Married man here! 30 years of age. Been married 6 months now. It’s great. However, I have a question about female sexuality and sex in a long term relationship versus a casual one.
My wife and I talk about everything. When I say everything… I mean everything! Lol. I love our openness, and that is something that helps us build trust.
We have talked about our sexual past, and I noticed one thing about it. In the past, with other partners, she has taken initiative sexually. Meaning… she was the one who initiated the sex with all her partners. I’ll give some examples.
She said that she met a guy before and she knew she wanted to have sex with him. So, she got to know him, invited herself over, and had sex with him at his house. She then decided to make him a friends with benefits, so she set that up as well, and she would call him when she wanted sex and have him come over.

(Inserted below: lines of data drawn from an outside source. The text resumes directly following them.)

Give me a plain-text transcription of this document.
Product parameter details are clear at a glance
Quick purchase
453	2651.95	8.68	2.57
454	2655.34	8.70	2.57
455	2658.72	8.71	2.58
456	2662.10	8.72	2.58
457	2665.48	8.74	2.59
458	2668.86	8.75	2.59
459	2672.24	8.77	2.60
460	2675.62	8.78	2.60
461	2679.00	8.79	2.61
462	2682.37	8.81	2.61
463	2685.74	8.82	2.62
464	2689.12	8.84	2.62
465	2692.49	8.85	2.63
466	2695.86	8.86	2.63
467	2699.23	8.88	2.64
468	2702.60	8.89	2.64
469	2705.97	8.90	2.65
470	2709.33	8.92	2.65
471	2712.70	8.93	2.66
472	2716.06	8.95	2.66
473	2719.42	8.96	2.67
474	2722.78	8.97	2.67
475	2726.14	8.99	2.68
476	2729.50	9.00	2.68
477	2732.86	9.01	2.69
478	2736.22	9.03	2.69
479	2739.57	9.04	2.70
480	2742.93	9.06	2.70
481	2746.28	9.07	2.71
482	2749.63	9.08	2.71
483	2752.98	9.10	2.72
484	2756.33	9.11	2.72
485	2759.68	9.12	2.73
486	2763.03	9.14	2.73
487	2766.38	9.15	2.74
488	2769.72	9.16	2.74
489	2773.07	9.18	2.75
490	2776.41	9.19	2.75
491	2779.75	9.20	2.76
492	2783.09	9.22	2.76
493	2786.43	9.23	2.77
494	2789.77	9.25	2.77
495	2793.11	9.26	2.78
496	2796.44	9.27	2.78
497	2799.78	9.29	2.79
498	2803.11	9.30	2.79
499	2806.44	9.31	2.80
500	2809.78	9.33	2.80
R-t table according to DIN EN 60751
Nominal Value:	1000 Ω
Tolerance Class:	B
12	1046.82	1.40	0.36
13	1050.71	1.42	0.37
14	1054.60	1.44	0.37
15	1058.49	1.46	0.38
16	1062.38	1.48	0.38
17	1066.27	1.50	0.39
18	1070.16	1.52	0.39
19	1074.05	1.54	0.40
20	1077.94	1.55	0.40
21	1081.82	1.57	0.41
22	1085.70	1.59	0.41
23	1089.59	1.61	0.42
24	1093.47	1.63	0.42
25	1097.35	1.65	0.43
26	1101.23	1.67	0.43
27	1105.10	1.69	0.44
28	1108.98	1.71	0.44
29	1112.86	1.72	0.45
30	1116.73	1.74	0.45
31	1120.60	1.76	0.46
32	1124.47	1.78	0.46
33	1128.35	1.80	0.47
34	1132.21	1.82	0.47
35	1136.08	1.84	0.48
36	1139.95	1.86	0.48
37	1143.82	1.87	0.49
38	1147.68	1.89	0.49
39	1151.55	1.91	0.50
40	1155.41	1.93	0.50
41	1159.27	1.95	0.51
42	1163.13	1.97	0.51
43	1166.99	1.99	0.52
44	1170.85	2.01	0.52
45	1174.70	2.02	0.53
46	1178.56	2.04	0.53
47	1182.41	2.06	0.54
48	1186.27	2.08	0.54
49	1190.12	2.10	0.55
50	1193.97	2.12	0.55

For another guy she was with, she created a strictly sexual relationship with him. She said that when she was in the mood, she would set everything up. Then, when he would come over, she would tell the guy directly exactly what she wanted sexually, how to get her off, what she needed and once the mission was accomplished, she would send him home until she needed to get off again.
Those are just some examples, but a lot of the guys she was with in the past, that is how she operated sexually. With me, it’s entirely different.
When we have sex, I’m the one who initiates. She does sometimes, but it’s not as direct as she was with the other guys I mentioned in the example. When I asked her about this, she says she views me differently.
She says that I’m a go-getter, a man who is about his business, goes after what he wants, ambitious, gets things done, and says what he means. She said the men she dealt with in the past, she felt like she had to control everything because they weren’t capable. So, when I initiate sex and direct it, it turns her on.
I’m just wondering from a female perspective, is there truth in this? I’m not saying she is lying. I can tell she means it, but I am just trying to understand this from a woman’s perspective. Do women switch up the way they have sex depending on the man and how much respect she has for him?